Precise, deliberate attention to what your natural wiring is telling you — so that when the external opportunity appears, you already know whether it’s yours to take.
The Upstream Work
Drucker asked four questions in Managing Oneself:
What am I genuinely strong at?
How do I naturally perform?
What do I actually value?
Where do I actually belong?
Those aren’t philosophical exercises.
They are the inputs your inner feedback loop needs to function.
Without answers — even approximate ones — the loop runs on noise.
With precise answers, especially about your volitional wiring, it runs on signal.
Those who activate their inner loop early don’t just navigate disruption better.
They see the opportunity before something external forces the question.
That’s the real advantage.
Not more ambition. Not more hustle. Not a better external strategy.
A feedback loop calibrated to you.




This is great: the institution was never designed to develop you. It was designed to deploy you.
That distinction matters more than most mid-career leaders realize. Because when the external loop goes quiet, they don’t just lose feedback. They lose the only metric they were ever trained to trust. And that’s when the identity crisis shows up disguised as a strategy problem.
The inner loop was always speaking. The institution just paid them not to listen.

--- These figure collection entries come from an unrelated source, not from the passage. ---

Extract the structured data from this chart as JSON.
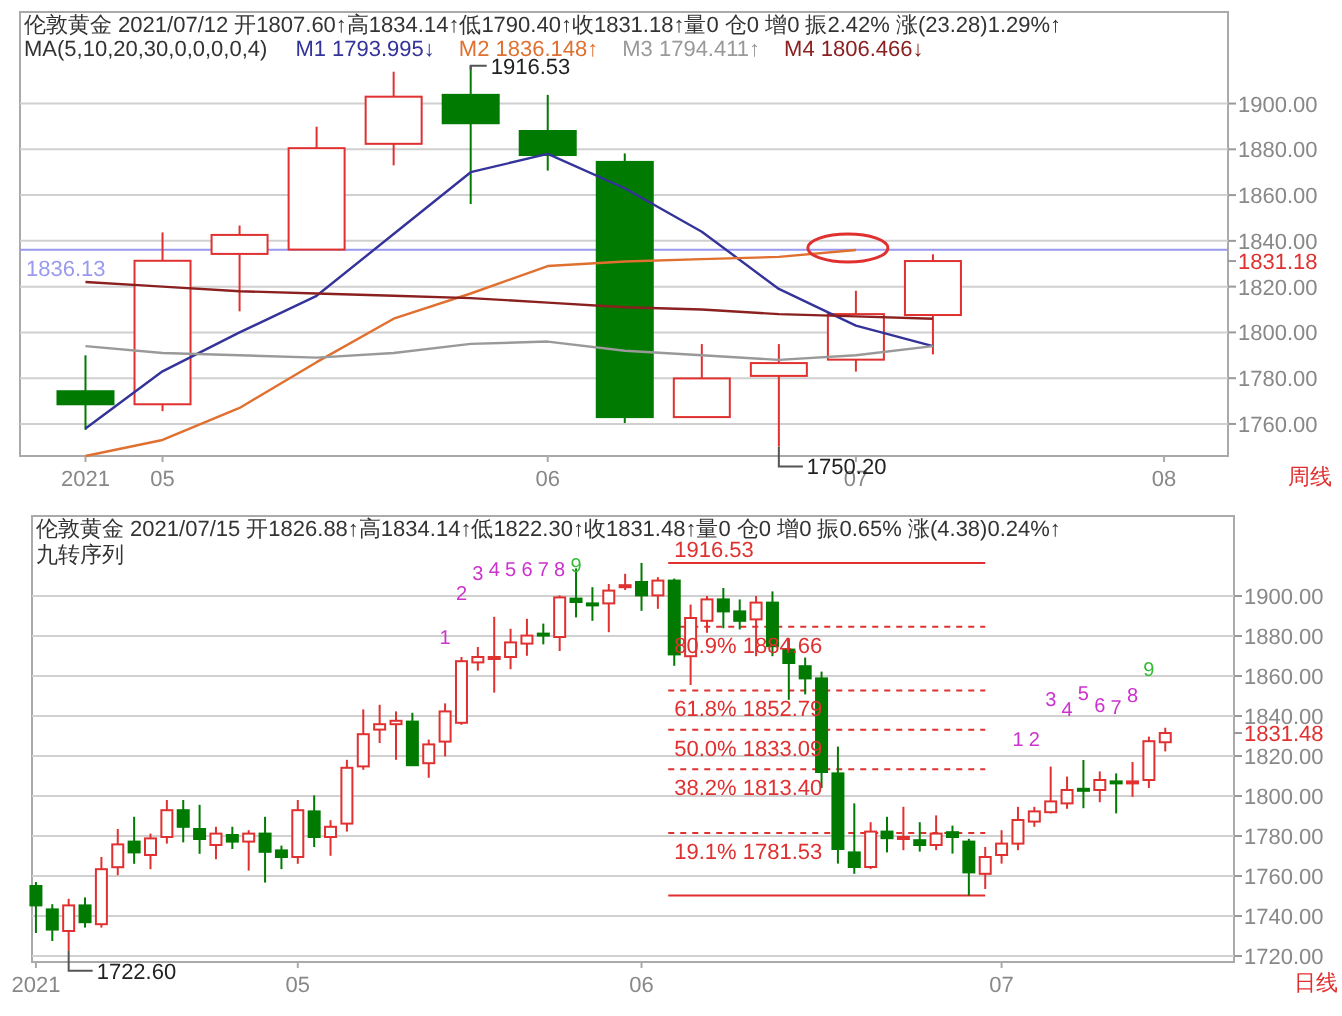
{
  "chart_data": [
    {
      "type": "candlestick",
      "title": "伦敦黄金 2021/07/12 开1807.60↑高1834.14↑低1790.40↑收1831.18↑量0 仓0 增0 振2.42% 涨(23.28)1.29%↑",
      "subtitle": "MA(5,10,20,30,0,0,0,0,4)",
      "categories": [
        "2021",
        "05",
        null,
        null,
        null,
        null,
        "06",
        null,
        null,
        null,
        "07",
        null,
        null,
        null,
        "08"
      ],
      "ohlc": [
        [
          1774.3,
          1790.0,
          1757.4,
          1768.6
        ],
        [
          1768.6,
          1843.7,
          1765.6,
          1831.3
        ],
        [
          1834.3,
          1846.7,
          1809.2,
          1842.6
        ],
        [
          1836.2,
          1889.9,
          1836.2,
          1880.5
        ],
        [
          1882.4,
          1913.9,
          1873.0,
          1903.0
        ],
        [
          1903.8,
          1916.53,
          1856.1,
          1891.4
        ],
        [
          1888.0,
          1903.8,
          1870.7,
          1877.5
        ],
        [
          1874.5,
          1878.2,
          1760.4,
          1763.0
        ],
        [
          1763.0,
          1794.9,
          1763.0,
          1779.9
        ],
        [
          1781.0,
          1794.9,
          1750.2,
          1786.6
        ],
        [
          1788.1,
          1818.2,
          1782.9,
          1808.0
        ],
        [
          1807.6,
          1834.14,
          1790.4,
          1831.18
        ],
        null,
        null,
        null
      ],
      "series": [
        {
          "type": "line",
          "name": "M1 1793.995↓",
          "color": "#333399",
          "values": [
            1758,
            1783,
            1800,
            1816,
            1843,
            1870,
            1878,
            1863,
            1844,
            1819,
            1803,
            1794,
            null,
            null,
            null
          ]
        },
        {
          "type": "line",
          "name": "M2 1836.148↑",
          "color": "#e07030",
          "values": [
            1746,
            1753,
            1767,
            1787,
            1806,
            1817,
            1829,
            1831,
            1832,
            1833,
            1836,
            null,
            null,
            null,
            null
          ]
        },
        {
          "type": "line",
          "name": "M3 1794.411↑",
          "color": "#999999",
          "values": [
            1794,
            1791,
            1790,
            1789,
            1791,
            1795,
            1796,
            1792,
            1790,
            1788,
            1790,
            1794,
            null,
            null,
            null
          ]
        },
        {
          "type": "line",
          "name": "M4 1806.466↓",
          "color": "#8b2020",
          "values": [
            1822,
            1820,
            1818,
            1817,
            1816,
            1815,
            1813,
            1811,
            1810,
            1808,
            1807,
            1806,
            null,
            null,
            null
          ]
        }
      ],
      "ylim": [
        1746,
        1940
      ],
      "yticks": [
        {
          "value": 1760,
          "label": "1760.00"
        },
        {
          "value": 1780,
          "label": "1780.00"
        },
        {
          "value": 1800,
          "label": "1800.00"
        },
        {
          "value": 1820,
          "label": "1820.00"
        },
        {
          "value": 1831.18,
          "label": "1831.18"
        },
        {
          "value": 1840,
          "label": "1840.00"
        },
        {
          "value": 1860,
          "label": "1860.00"
        },
        {
          "value": 1880,
          "label": "1880.00"
        },
        {
          "value": 1900,
          "label": "1900.00"
        }
      ],
      "ref_lines": [
        {
          "axis": "y",
          "value": 1836.13,
          "label": "1836.13",
          "color": "#9999ee",
          "line_style": "solid"
        }
      ],
      "annotations": [
        "1916.53",
        "1750.20",
        "周线"
      ],
      "grid": "y",
      "legend": "top left"
    },
    {
      "type": "candlestick",
      "title": "伦敦黄金 2021/07/15 开1826.88↑高1834.14↑低1822.30↑收1831.48↑量0 仓0 增0 振0.65% 涨(4.38)0.24%↑",
      "subtitle": "九转序列",
      "categories": [
        "2021",
        null,
        null,
        null,
        null,
        null,
        null,
        null,
        null,
        null,
        null,
        null,
        null,
        null,
        null,
        null,
        "05",
        null,
        null,
        null,
        null,
        null,
        null,
        null,
        null,
        null,
        null,
        null,
        null,
        null,
        null,
        null,
        null,
        null,
        null,
        null,
        null,
        "06",
        null,
        null,
        null,
        null,
        null,
        null,
        null,
        null,
        null,
        null,
        null,
        null,
        null,
        null,
        null,
        null,
        null,
        null,
        null,
        null,
        null,
        "07",
        null,
        null,
        null,
        null,
        null,
        null,
        null,
        null,
        null,
        null
      ],
      "ohlc": [
        [
          1755.0,
          1757.0,
          1731.5,
          1745.3
        ],
        [
          1743.3,
          1745.9,
          1727.5,
          1733.2
        ],
        [
          1732.5,
          1748.6,
          1722.6,
          1745.3
        ],
        [
          1745.3,
          1749.3,
          1734.2,
          1736.9
        ],
        [
          1735.9,
          1769.5,
          1734.2,
          1763.4
        ],
        [
          1764.4,
          1783.5,
          1760.4,
          1775.8
        ],
        [
          1777.2,
          1789.6,
          1766.1,
          1771.8
        ],
        [
          1770.5,
          1781.2,
          1763.4,
          1778.8
        ],
        [
          1779.5,
          1798.0,
          1776.2,
          1792.9
        ],
        [
          1792.9,
          1798.0,
          1776.8,
          1784.6
        ],
        [
          1783.5,
          1795.6,
          1771.1,
          1778.5
        ],
        [
          1775.5,
          1784.6,
          1768.4,
          1781.2
        ],
        [
          1780.5,
          1784.6,
          1773.5,
          1777.2
        ],
        [
          1777.2,
          1782.9,
          1762.7,
          1781.2
        ],
        [
          1781.2,
          1789.6,
          1756.7,
          1772.1
        ],
        [
          1772.8,
          1775.2,
          1763.4,
          1769.5
        ],
        [
          1769.5,
          1798.0,
          1766.1,
          1792.9
        ],
        [
          1792.3,
          1800.3,
          1774.5,
          1779.5
        ],
        [
          1779.5,
          1787.9,
          1770.1,
          1784.6
        ],
        [
          1786.2,
          1818.1,
          1782.2,
          1814.1
        ],
        [
          1814.8,
          1843.3,
          1813.1,
          1830.9
        ],
        [
          1833.2,
          1845.6,
          1826.5,
          1835.9
        ],
        [
          1835.9,
          1842.3,
          1818.1,
          1837.6
        ],
        [
          1837.2,
          1841.6,
          1815.4,
          1815.4
        ],
        [
          1816.4,
          1828.2,
          1809.1,
          1825.8
        ],
        [
          1827.2,
          1846.3,
          1819.8,
          1842.3
        ],
        [
          1836.6,
          1869.5,
          1835.6,
          1867.4
        ],
        [
          1866.8,
          1874.5,
          1862.7,
          1869.5
        ],
        [
          1869.2,
          1889.6,
          1851.7,
          1869.5
        ],
        [
          1869.5,
          1883.6,
          1863.4,
          1876.8
        ],
        [
          1876.2,
          1888.6,
          1870.1,
          1880.2
        ],
        [
          1881.2,
          1886.2,
          1875.8,
          1880.5
        ],
        [
          1879.5,
          1900.3,
          1872.5,
          1899.3
        ],
        [
          1898.7,
          1913.8,
          1889.3,
          1897.0
        ],
        [
          1896.3,
          1904.4,
          1887.6,
          1895.6
        ],
        [
          1896.3,
          1906.0,
          1881.9,
          1902.7
        ],
        [
          1904.4,
          1911.1,
          1903.0,
          1905.4
        ],
        [
          1907.0,
          1916.53,
          1892.6,
          1900.3
        ],
        [
          1900.3,
          1909.4,
          1893.6,
          1907.7
        ],
        [
          1907.7,
          1908.7,
          1865.1,
          1870.8
        ],
        [
          1869.9,
          1895.7,
          1855.5,
          1889.0
        ],
        [
          1887.6,
          1900.0,
          1881.6,
          1898.3
        ],
        [
          1898.3,
          1904.0,
          1883.9,
          1892.3
        ],
        [
          1892.3,
          1898.3,
          1883.3,
          1887.6
        ],
        [
          1888.3,
          1900.0,
          1869.9,
          1896.7
        ],
        [
          1896.7,
          1902.3,
          1869.9,
          1874.9
        ],
        [
          1873.2,
          1878.9,
          1848.1,
          1866.5
        ],
        [
          1864.9,
          1869.2,
          1850.8,
          1858.8
        ],
        [
          1858.8,
          1862.2,
          1804.0,
          1812.0
        ],
        [
          1811.3,
          1824.7,
          1766.2,
          1773.5
        ],
        [
          1771.8,
          1796.3,
          1761.1,
          1764.5
        ],
        [
          1764.5,
          1786.9,
          1763.5,
          1782.2
        ],
        [
          1782.2,
          1789.6,
          1771.8,
          1778.9
        ],
        [
          1778.9,
          1794.6,
          1772.9,
          1779.5
        ],
        [
          1777.9,
          1786.9,
          1772.2,
          1775.5
        ],
        [
          1775.5,
          1790.3,
          1772.9,
          1781.2
        ],
        [
          1781.9,
          1785.2,
          1771.2,
          1779.5
        ],
        [
          1777.2,
          1778.6,
          1750.2,
          1761.8
        ],
        [
          1761.1,
          1774.5,
          1753.5,
          1769.5
        ],
        [
          1770.5,
          1782.9,
          1766.2,
          1776.2
        ],
        [
          1776.2,
          1794.6,
          1772.9,
          1788.0
        ],
        [
          1787.2,
          1794.6,
          1784.6,
          1792.3
        ],
        [
          1791.9,
          1814.7,
          1791.3,
          1797.3
        ],
        [
          1796.3,
          1809.7,
          1793.6,
          1803.0
        ],
        [
          1803.6,
          1818.0,
          1793.9,
          1803.0
        ],
        [
          1803.0,
          1812.3,
          1796.9,
          1808.0
        ],
        [
          1807.3,
          1811.3,
          1791.3,
          1806.3
        ],
        [
          1806.3,
          1817.0,
          1799.6,
          1807.3
        ],
        [
          1808.0,
          1829.7,
          1804.0,
          1827.4
        ],
        [
          1826.88,
          1834.14,
          1822.3,
          1831.48
        ]
      ],
      "ylim": [
        1717,
        1940
      ],
      "yticks": [
        {
          "value": 1720,
          "label": "1720.00"
        },
        {
          "value": 1740,
          "label": "1740.00"
        },
        {
          "value": 1760,
          "label": "1760.00"
        },
        {
          "value": 1780,
          "label": "1780.00"
        },
        {
          "value": 1800,
          "label": "1800.00"
        },
        {
          "value": 1820,
          "label": "1820.00"
        },
        {
          "value": 1831.48,
          "label": "1831.48"
        },
        {
          "value": 1840,
          "label": "1840.00"
        },
        {
          "value": 1860,
          "label": "1860.00"
        },
        {
          "value": 1880,
          "label": "1880.00"
        },
        {
          "value": 1900,
          "label": "1900.00"
        }
      ],
      "ref_lines": [
        {
          "axis": "y",
          "value": 1916.53,
          "label": "1916.53",
          "color": "#e03030",
          "line_style": "solid"
        },
        {
          "axis": "y",
          "value": 1884.66,
          "label": "80.9% 1884.66",
          "color": "#e03030",
          "line_style": "dashed"
        },
        {
          "axis": "y",
          "value": 1852.79,
          "label": "61.8% 1852.79",
          "color": "#e03030",
          "line_style": "dashed"
        },
        {
          "axis": "y",
          "value": 1833.09,
          "label": "50.0% 1833.09",
          "color": "#e03030",
          "line_style": "dashed"
        },
        {
          "axis": "y",
          "value": 1813.4,
          "label": "38.2% 1813.40",
          "color": "#e03030",
          "line_style": "dashed"
        },
        {
          "axis": "y",
          "value": 1781.53,
          "label": "19.1% 1781.53",
          "color": "#e03030",
          "line_style": "dashed"
        },
        {
          "axis": "y",
          "value": 1750.2,
          "label": null,
          "color": "#e03030",
          "line_style": "solid"
        }
      ],
      "annotations": [
        "1722.60",
        "1",
        "2",
        "3",
        "4",
        "5",
        "6",
        "7",
        "8",
        "9",
        "1",
        "2",
        "3",
        "4",
        "5",
        "6",
        "7",
        "8",
        "9",
        "日线"
      ],
      "grid": "y"
    }
  ]
}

What I’d add to the “See Something, Tag Something” practice: when something drains you consistently, don’t just note it. Ask whether you’ve been rewarded for being good at the very thing that costs you the most. That’s the trap the external loop never flags.
Your best leaders aren’t the ones who ignore the inner loop. They’re the ones who learned to treat it as data before a disruption forced them to.